Pushr Market Report: Flower Prices Are Falling in SoCal

November 18, 2018

The Bureau of Cannabis Control has issued more than 6,000 cannabis licenses to cultivators and manufacturers (brands) in California since January 1, 2018. During this same time period, only 264 dispensaries have received licenses in Southern California (SoCal; Ventura County down to San Diego County). The result is that the SoCal market is fiercely competitive with thousands of licensed brands competing for limited shelf space. The natural outcome of this supply/demand imbalance is that most brands are forced to compete on price, while a handful of large brands enjoy premium pricing and a ubiquitous presence in stores.


The Los Angeles cannabis market is especially competitive. Because L.A. is the largest cannabis market in the world, it is mission-critical for brands to obtain coveted shelf space here. At the same time, the L.A. market is tougher than any other in the Golden State because of excessive taxation, illegal competition from black market dispensaries, and illegal competition from black market cultivators. The brands who thrive in L.A. will be those who can convince buyers that they’re marketing efforts will bring new customers into their stores, or those who offer exceptional value at a competitive price point. If you can make it in L.A., you can make it anywhere.


Until the authorities shut down the illegal stores, dispensary buyers are likely to remain extremely price sensitive.


As a distribution management company located in Los Angeles, Pushr is gathering hard data from the field as our sales reps show products to buyers in licensed dispensaries throughout SoCal. Everyday, Pushr’s reps gather information from dispensary buyers about which products the buyers are interested in, and which price points are actually generating purchase orders. We gather wholesale market data with the following goals in mind:


  • Provide brand executives with valuable market data gathered directly from the field
  • Help brands understand whether their product fits into the SoCal market, and why
  • Encourage brands to develop products that are a strategic fit for the market environment
  • Help brands discover the optimal price point for their products to enhance shelf space acquisition and maximize sell-through
  • Provide brands executives with strategic recommendations to inform future production runs

Excessive Taxation and Illegal Dispensaries

The cannabis industry is among the most heavily taxed in the US. Cultivators pay $148 per pound. Dispensaries pay 5 to 10% city tax. And consumers pay a 9% sales tax, plus a 15% excise tax to the state of California.


This puts licensed dispensaries in a precarious position. They’re forced to charge customers high taxes which their unlicensed competitors aren’t charging. The result is that prices are significantly higher to consumers who are price sensitive.


Excessive taxation and a 10:1 ratio of illegal to legal dispensaries puts heavy downward pressure on wholesale prices as dispensaries are trying to squeeze as much margin as possible out of every sale, while keeping a lid on retail prices to avoid losing customers to illegal competitors.

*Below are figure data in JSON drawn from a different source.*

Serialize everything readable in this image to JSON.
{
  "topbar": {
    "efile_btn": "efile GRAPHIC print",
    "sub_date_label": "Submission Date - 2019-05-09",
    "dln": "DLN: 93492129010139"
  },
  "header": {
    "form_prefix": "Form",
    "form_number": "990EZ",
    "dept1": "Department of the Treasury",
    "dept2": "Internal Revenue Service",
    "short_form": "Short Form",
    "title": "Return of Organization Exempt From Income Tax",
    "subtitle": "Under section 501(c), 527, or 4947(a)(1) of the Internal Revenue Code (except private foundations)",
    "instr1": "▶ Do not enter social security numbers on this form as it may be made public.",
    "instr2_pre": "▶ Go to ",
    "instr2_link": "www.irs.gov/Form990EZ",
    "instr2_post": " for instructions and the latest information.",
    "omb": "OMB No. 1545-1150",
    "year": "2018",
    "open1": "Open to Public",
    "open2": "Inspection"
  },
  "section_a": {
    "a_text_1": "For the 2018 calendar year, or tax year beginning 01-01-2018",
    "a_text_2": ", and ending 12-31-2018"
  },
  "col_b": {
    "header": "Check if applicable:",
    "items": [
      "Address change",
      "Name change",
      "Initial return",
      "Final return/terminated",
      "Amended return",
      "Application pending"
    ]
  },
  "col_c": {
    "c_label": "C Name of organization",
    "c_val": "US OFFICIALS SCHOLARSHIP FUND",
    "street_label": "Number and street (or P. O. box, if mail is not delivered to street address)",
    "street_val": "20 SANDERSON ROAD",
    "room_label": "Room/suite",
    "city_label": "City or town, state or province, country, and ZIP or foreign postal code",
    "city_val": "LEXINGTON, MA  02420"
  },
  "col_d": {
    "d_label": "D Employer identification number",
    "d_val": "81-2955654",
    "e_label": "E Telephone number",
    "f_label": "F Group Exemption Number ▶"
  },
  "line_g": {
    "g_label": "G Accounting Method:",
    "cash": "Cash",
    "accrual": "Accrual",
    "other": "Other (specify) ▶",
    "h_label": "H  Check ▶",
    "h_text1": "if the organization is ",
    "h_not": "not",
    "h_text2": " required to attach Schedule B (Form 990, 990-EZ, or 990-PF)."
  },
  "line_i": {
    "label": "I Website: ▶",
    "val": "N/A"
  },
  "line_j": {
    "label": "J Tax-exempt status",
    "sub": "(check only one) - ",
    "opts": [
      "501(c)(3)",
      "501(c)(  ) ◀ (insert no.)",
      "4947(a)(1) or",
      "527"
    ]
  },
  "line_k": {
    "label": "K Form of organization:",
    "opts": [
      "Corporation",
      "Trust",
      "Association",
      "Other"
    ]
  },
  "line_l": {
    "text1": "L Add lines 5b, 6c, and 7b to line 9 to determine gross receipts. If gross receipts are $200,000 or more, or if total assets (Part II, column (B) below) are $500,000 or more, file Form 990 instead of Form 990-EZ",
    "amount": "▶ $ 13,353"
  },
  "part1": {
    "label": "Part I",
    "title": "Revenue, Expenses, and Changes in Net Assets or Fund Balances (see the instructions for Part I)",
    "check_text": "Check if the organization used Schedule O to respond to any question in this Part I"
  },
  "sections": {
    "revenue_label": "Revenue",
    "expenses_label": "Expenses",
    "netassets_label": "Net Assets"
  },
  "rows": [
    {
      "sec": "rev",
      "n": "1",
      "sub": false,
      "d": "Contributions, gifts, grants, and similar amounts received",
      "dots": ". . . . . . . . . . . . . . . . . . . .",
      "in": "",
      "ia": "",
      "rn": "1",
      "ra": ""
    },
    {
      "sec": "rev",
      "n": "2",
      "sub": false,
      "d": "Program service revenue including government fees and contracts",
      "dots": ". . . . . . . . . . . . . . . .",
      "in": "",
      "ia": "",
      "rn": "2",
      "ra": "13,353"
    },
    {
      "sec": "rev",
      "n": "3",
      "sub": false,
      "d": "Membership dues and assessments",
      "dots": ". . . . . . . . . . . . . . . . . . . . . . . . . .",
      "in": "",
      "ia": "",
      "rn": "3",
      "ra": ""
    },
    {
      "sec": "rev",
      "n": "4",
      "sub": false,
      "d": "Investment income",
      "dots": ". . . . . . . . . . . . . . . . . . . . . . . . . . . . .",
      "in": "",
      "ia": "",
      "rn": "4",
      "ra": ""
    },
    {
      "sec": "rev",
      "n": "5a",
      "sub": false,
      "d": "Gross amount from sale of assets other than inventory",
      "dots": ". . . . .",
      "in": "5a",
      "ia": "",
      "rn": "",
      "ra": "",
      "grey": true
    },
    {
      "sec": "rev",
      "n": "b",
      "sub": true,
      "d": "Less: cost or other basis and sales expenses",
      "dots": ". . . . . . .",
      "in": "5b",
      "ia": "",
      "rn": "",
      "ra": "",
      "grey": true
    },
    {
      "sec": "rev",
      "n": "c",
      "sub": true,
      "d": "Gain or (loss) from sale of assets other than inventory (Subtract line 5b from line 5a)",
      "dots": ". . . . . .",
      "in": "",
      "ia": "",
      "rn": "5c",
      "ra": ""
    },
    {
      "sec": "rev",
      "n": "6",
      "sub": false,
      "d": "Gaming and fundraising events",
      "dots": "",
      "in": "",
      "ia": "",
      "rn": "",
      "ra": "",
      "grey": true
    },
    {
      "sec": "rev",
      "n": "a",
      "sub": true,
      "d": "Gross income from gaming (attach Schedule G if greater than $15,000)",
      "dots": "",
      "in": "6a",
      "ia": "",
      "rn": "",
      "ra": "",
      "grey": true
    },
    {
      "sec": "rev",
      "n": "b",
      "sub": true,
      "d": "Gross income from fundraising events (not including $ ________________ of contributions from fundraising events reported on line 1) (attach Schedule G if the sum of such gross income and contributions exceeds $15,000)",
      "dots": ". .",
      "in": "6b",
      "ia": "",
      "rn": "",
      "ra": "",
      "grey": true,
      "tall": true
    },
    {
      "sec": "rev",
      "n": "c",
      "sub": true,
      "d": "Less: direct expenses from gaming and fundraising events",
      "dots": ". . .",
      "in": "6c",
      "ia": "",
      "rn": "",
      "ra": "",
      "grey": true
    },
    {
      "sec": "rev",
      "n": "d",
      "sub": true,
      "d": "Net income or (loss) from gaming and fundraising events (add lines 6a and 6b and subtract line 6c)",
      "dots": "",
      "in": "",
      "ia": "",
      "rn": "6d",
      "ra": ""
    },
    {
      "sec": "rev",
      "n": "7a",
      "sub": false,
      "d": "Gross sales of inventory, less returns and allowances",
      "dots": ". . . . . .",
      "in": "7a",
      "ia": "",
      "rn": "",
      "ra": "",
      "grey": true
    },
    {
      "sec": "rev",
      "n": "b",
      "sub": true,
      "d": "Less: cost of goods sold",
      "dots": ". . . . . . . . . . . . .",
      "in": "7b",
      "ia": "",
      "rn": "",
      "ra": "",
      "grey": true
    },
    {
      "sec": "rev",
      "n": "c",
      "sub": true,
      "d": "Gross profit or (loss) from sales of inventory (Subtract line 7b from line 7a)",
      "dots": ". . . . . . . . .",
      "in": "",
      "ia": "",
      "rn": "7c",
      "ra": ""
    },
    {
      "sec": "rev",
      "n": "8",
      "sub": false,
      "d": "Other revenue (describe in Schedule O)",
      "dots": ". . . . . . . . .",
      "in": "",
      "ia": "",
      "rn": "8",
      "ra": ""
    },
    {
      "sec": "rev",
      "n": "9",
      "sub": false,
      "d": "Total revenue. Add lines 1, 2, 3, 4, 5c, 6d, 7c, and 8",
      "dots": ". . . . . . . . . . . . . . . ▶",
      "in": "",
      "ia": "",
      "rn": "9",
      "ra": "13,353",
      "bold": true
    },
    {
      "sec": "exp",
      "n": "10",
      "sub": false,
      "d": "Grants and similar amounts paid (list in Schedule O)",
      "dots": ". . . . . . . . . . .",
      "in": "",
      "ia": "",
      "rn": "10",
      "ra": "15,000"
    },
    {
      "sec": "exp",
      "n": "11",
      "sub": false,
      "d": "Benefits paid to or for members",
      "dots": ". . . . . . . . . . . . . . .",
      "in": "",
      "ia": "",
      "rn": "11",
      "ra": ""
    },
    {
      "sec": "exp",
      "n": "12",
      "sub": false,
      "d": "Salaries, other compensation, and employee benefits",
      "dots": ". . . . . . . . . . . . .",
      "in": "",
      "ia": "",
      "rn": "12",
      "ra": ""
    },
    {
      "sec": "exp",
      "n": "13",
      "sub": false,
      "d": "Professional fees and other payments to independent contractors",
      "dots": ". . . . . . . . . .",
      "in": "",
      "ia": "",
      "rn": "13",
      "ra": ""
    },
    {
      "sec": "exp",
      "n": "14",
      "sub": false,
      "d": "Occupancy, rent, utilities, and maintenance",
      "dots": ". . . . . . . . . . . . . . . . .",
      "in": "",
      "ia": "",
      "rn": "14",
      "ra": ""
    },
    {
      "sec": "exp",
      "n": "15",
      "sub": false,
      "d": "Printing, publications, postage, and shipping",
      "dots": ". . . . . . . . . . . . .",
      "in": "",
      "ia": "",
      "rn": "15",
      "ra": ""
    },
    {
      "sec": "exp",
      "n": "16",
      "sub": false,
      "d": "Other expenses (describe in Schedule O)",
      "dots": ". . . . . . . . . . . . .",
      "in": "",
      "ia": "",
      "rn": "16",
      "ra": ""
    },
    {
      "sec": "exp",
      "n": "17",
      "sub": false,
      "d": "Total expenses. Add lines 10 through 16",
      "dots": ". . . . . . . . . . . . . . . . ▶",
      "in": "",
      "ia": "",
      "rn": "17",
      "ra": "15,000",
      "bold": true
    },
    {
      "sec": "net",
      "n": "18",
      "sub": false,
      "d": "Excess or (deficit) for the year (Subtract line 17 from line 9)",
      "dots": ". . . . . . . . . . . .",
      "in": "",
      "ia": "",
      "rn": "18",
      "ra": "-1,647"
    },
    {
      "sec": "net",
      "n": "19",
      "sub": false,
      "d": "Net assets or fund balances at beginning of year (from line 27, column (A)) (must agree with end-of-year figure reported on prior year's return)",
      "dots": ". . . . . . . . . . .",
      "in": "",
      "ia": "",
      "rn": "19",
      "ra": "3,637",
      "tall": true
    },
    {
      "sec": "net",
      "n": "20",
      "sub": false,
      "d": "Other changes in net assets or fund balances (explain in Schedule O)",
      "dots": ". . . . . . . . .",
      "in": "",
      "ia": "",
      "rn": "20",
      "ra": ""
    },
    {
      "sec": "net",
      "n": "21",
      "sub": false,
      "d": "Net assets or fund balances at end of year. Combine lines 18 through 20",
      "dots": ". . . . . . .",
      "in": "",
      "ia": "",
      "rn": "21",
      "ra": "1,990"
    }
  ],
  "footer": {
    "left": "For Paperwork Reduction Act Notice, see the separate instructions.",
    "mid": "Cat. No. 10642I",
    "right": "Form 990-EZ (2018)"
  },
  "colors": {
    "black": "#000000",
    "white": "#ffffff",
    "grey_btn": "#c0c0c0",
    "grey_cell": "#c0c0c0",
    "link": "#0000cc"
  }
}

Illegal Growers and Manufacturers

The black market thrives because illegal cultivators are willing and able to supply it with quality flower at prices licensed cultivators simply cannot match. While the regulators did put rules in place to prevent illegal cannabis from entering the legal market, the rules aren’t easily enforced until Metrc, California’s track and trace system, is implemented. Until that time, licensed growers have to compete with black market cultivators who don’t have to pay cultivation taxes, lab tests, or packaging costs. All of this competition keeps a lid on wholesale prices which is reflected in the latest wholesale price index by Cannabis Benchmarks. It shows the price of flower across all grow types has declined 19% year over year in California.


Flower Prices

Top-Shelf
For top shelf indoor, the average wholesale price has fallen from $25 for a packaged ⅛ oz unit in July 2018, to $18 for a packaged ⅛ oz unit in November. This represents a 28% decline in 4 months. While licensed indoor growers are still in short supply, competition from illegal growers makes it exceedingly difficult to command more than $18/eighth in SoCal. 

Mid-Shelf
When measured across flower quality, wholesale buyer interest was softest in the mid-shelf tier.The mid-shelf category is the most difficult to penetrate. Most cultivators fall into this range which makes it the most competitive, by far. At this time we have insufficient data to provide an average price.

Bottom-Shelf
On the low end, price sensitive buyers in SoCal are showing strong demand for bottom shelf flower in the $7-$8 wholesale price range. This makes sense, given the price sensitive nature of buyers and consumers. The current climate means buyers are on the lookout for bargains that’ll enable them to make money, while also offering customers a range of products they can easily afford.

Conclusion
Demand for flower in the SoCal dispensary market was strongest in the top and bottom shelf tiers, and softest in the middle which suggests that consumers either want the very best flower available, or the cheapest.

We advise cultivators to pay attention to what the market is suggesting. Prices are falling, and will continue to fall as competitors come online and compete for market share. Focus on efficiency to lower costs, don’t over-invest in packaging, and price your products competitively to carve out valuable shelf space.